Computing largest minimum color-spanning intervals of imprecise points

TL;DR

This paper investigates a geometric facility location problem with imprecise data, providing efficient algorithms for disjoint intervals and a near-optimal solution for overlapping intervals when two colors are involved.

Contribution

It introduces the first linear-time algorithm for disjoint intervals and an $O(n \, \log^2 n)$ algorithm for overlapping intervals with two colors, contrasting with the NP-hardness in higher dimensions.

Findings

Disjoint intervals can be solved in $O(n)$ time.

Overlapping intervals with two colors can be solved in $O(n \log^2 n)$ time.

The problem is NP-hard in 2D, but efficiently solvable in 1D for certain cases.

Abstract

We study a geometric facility location problem under imprecision.
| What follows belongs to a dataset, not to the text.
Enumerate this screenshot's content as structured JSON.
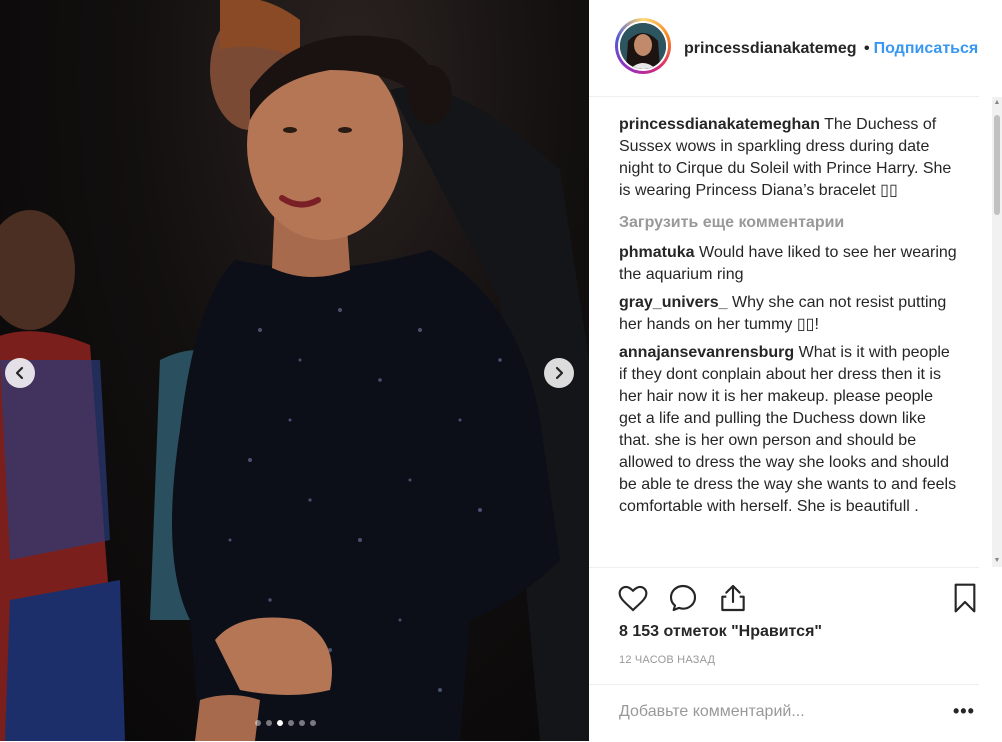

Given $n$ unit intervals in the real line, each with one of $k$ colors, the goal is to place one point in each interval such that the resulting \emph{minimum color-spanning interval} is as large as possible. A minimum color-spanning interval is an interval of minimum size that contains at least one point from a given interval of each color. We prove that if the input intervals are pairwise disjoint, the problem can be solved in $O(n)$ time, even for intervals of arbitrary length. For overlapping intervals, the problem becomes much more difficult. Nevertheless, we show that it can be solved in $O(n \log^2 n)$ time when $k=2$, by exploiting several structural properties of candidate solutions, combined with a number of advanced algorithmic techniques. Interestingly, this shows a sharp contrast with the 2-dimensional version of the problem, recently shown to be NP-hard.